Poche parole tra una canzone e l’altra anche se non mancano i sorrisi come quando imita il premier Conte reduce dal Consiglio d’Europa. La scaletta propone da Ivan Graziani a Francesco De Gregori, da Ivano Fossati a Fabrizio De Andrè. Ed è proprio quando canta canzoni dell’indimenticato genovese che Marcorè si trova maggiormente a suo agio e anche la sua voce e le tonalità riprendono quelle di De Andrè. Da est a ovest Marcorè con il suo gruppo s’imbarca su una nave che lo porta in Argentina (“Mio nonno è andato in Argentina nel 1920, se ci fosse andata anche mia nonna forse sarei nato lì e avrei potuto giocare con Maradona”). Si risale verso nord facendo tappa a Cuba e poi negli Stati Uniti degli Eagles con Take It Easy e gli Stati Uniti sono ancora protagonisti con il massacro dei nativi americani raccontati dalla splendida ballad Fiume Sand Creek di De Andrè.

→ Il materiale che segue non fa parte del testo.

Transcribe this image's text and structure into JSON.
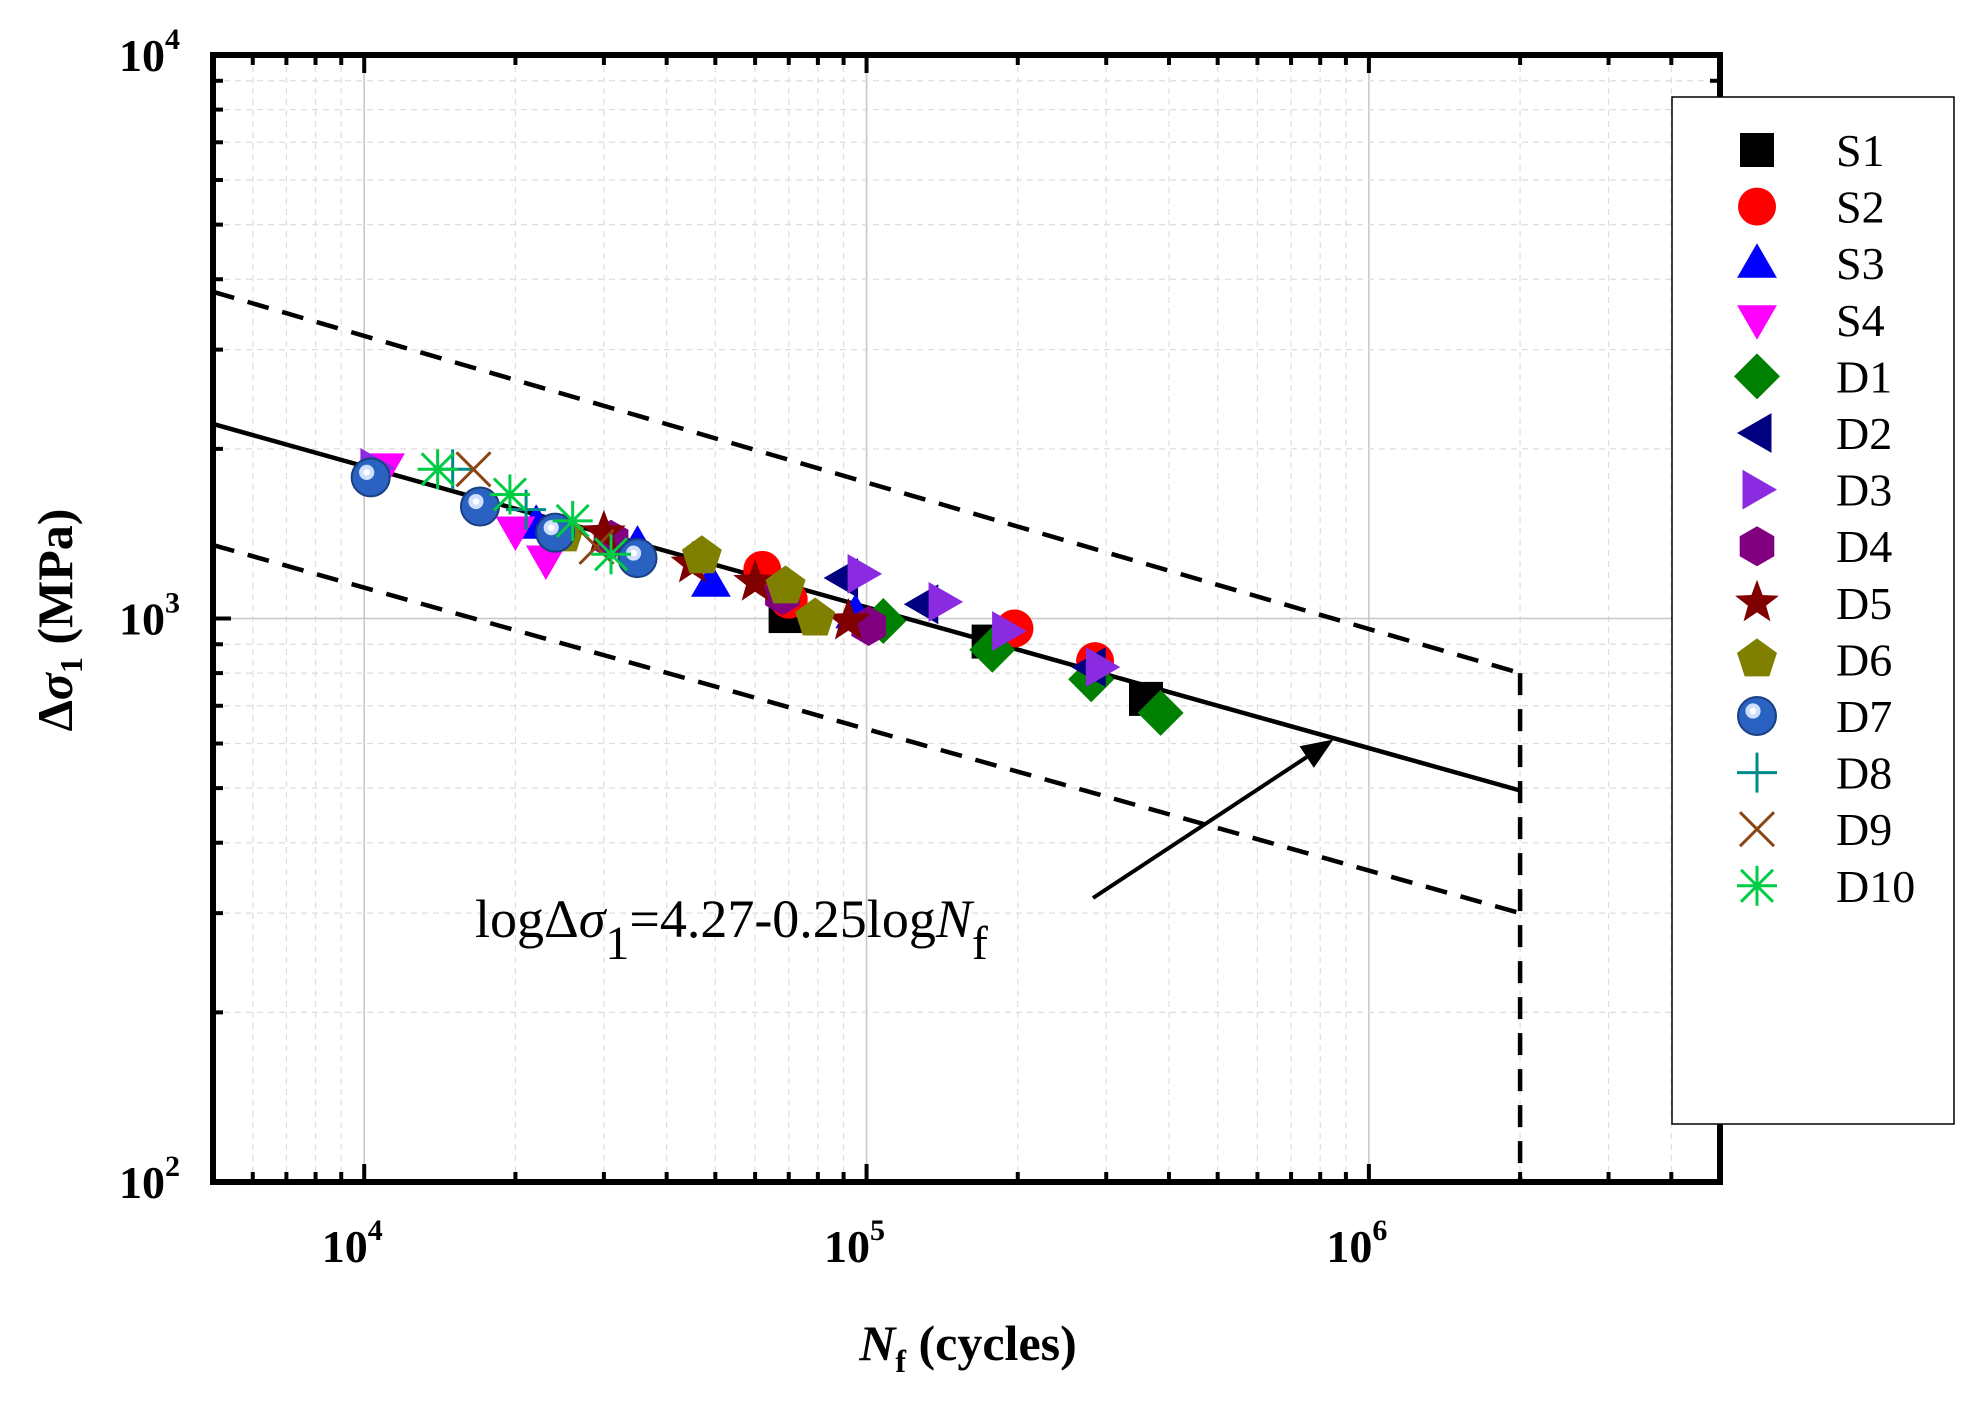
{
  "chart_data": {
    "type": "scatter",
    "title": "",
    "xlabel": {
      "main": "N",
      "sub": "f",
      "rest": " (cycles)"
    },
    "ylabel": {
      "pre": "Δ",
      "sym": "σ",
      "sub": "1",
      "rest": " (MPa)"
    },
    "x_scale": "log",
    "y_scale": "log",
    "xlim": [
      5000,
      5000000
    ],
    "ylim": [
      100,
      10000
    ],
    "grid": true,
    "legend_position": "right",
    "x_ticks": [
      {
        "value": 10000,
        "base": "10",
        "exp": "4"
      },
      {
        "value": 100000,
        "base": "10",
        "exp": "5"
      },
      {
        "value": 1000000,
        "base": "10",
        "exp": "6"
      }
    ],
    "y_ticks": [
      {
        "value": 100,
        "base": "10",
        "exp": "2"
      },
      {
        "value": 1000,
        "base": "10",
        "exp": "3"
      },
      {
        "value": 10000,
        "base": "10",
        "exp": "4"
      }
    ],
    "fit_line": {
      "intercept": 4.27,
      "slope": -0.25,
      "x_range": [
        5000,
        2000000
      ]
    },
    "upper_bound": {
      "points": [
        [
          5000,
          3800
        ],
        [
          2000000,
          800
        ]
      ]
    },
    "lower_bound": {
      "points": [
        [
          5000,
          1350
        ],
        [
          2000000,
          300
        ]
      ]
    },
    "cutoff": {
      "x": 2000000,
      "y_range": [
        100,
        800
      ]
    },
    "annotation": {
      "prefix": "logΔ",
      "sym": "σ",
      "sub": "1",
      "mid": "=4.27-0.25log",
      "n": "N",
      "nsub": "f",
      "arrow_to": [
        850000,
        610
      ]
    },
    "series": [
      {
        "name": "S1",
        "marker": "square",
        "color": "#000000",
        "points": [
          [
            69000,
            1010
          ],
          [
            175000,
            910
          ],
          [
            360000,
            720
          ]
        ]
      },
      {
        "name": "S2",
        "marker": "circle",
        "color": "#ff0000",
        "points": [
          [
            62000,
            1220
          ],
          [
            70000,
            1080
          ],
          [
            197000,
            960
          ],
          [
            285000,
            840
          ]
        ]
      },
      {
        "name": "S3",
        "marker": "triangle-up",
        "color": "#0000ff",
        "points": [
          [
            22000,
            1470
          ],
          [
            35000,
            1350
          ],
          [
            49000,
            1160
          ],
          [
            95000,
            1020
          ]
        ]
      },
      {
        "name": "S4",
        "marker": "triangle-down",
        "color": "#ff00ff",
        "points": [
          [
            11000,
            1850
          ],
          [
            20000,
            1430
          ],
          [
            23000,
            1270
          ]
        ]
      },
      {
        "name": "D1",
        "marker": "diamond",
        "color": "#008000",
        "points": [
          [
            108000,
            990
          ],
          [
            178000,
            880
          ],
          [
            280000,
            780
          ],
          [
            385000,
            680
          ]
        ]
      },
      {
        "name": "D2",
        "marker": "triangle-left",
        "color": "#000080",
        "points": [
          [
            90000,
            1180
          ],
          [
            130000,
            1060
          ],
          [
            280000,
            820
          ]
        ]
      },
      {
        "name": "D3",
        "marker": "triangle-right",
        "color": "#8a2be2",
        "points": [
          [
            10500,
            1850
          ],
          [
            98000,
            1200
          ],
          [
            142000,
            1070
          ],
          [
            190000,
            950
          ],
          [
            292000,
            820
          ]
        ]
      },
      {
        "name": "D4",
        "marker": "hexagon",
        "color": "#800080",
        "points": [
          [
            31000,
            1380
          ],
          [
            68000,
            1100
          ],
          [
            101000,
            970
          ]
        ]
      },
      {
        "name": "D5",
        "marker": "star",
        "color": "#800000",
        "points": [
          [
            30000,
            1420
          ],
          [
            45000,
            1250
          ],
          [
            60000,
            1160
          ],
          [
            92000,
            990
          ]
        ]
      },
      {
        "name": "D6",
        "marker": "pentagon",
        "color": "#808000",
        "points": [
          [
            25000,
            1410
          ],
          [
            47000,
            1290
          ],
          [
            69000,
            1140
          ],
          [
            79000,
            1000
          ]
        ]
      },
      {
        "name": "D7",
        "marker": "ball",
        "color": "#2962c0",
        "points": [
          [
            10300,
            1780
          ],
          [
            17000,
            1580
          ],
          [
            24000,
            1420
          ],
          [
            35000,
            1280
          ]
        ]
      },
      {
        "name": "D8",
        "marker": "plus",
        "color": "#008b8b",
        "points": [
          [
            15000,
            1840
          ],
          [
            21000,
            1560
          ]
        ]
      },
      {
        "name": "D9",
        "marker": "x",
        "color": "#8b4513",
        "points": [
          [
            16500,
            1840
          ],
          [
            29000,
            1340
          ]
        ]
      },
      {
        "name": "D10",
        "marker": "asterisk",
        "color": "#00cc44",
        "points": [
          [
            14000,
            1840
          ],
          [
            19500,
            1660
          ],
          [
            26000,
            1490
          ],
          [
            31000,
            1300
          ]
        ]
      }
    ]
  }
}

Ad accompagnarlo il polistrumentista Domenico Mariorenzi (tastiere, chitarra acustica, bouzouki), Fabrizio Guarino (chitarra elettrica), Simone Tallone (batteria e percussioni), Alessandro Patti (basso e contrabbasso elettrici). Una band di bravi musicisti che suonano come se fossero tra amici con divertimento e tecnica supportando Neri Marcorè nel suo compito di maestro di cerimonia dove è il cuore a dettare i tempi.
Con la chitarra acustica al collo, Marcorè sembra aver riscoperto un vecchio amore e il pubblico lo segue per i 90 minuti di concerto proposta da Concentrico.
Nel mezzo, del concerto irrompe improvvisa la disco-music anni 80 con la rivisitazione di Call Me di Giorgio Moroder grande hit della colonna sonora di American Gigolò. Tolti gli orpelli elettronici ci troviamo ad ascoltare una ballata quasi country che ci porta con il pensiero a Nashville. La chiusura è affidata ancora a il Liga e poi gran finale con Il ballo di San Vito di Vinicio Capossela.
Un concerto di emozioni, un viaggio (del resto quest’anno la rassegna Concentrico era incentrata sul tema del “viaggio” dall’Odissea a Celine con Viaggio al termine della notte) che è anche una scommessa vinta dai ragazzi di Concentrico che sono riusciti a dare nuovamente vita a Piazza Martiri a Carpi (“la terza più bella d’Italia – dice Marcorè – ma le altre due non le conosco”) che sembrava destinata, in tempi di Covid-19 ad essere un deserto popolato da monopattini e poco più.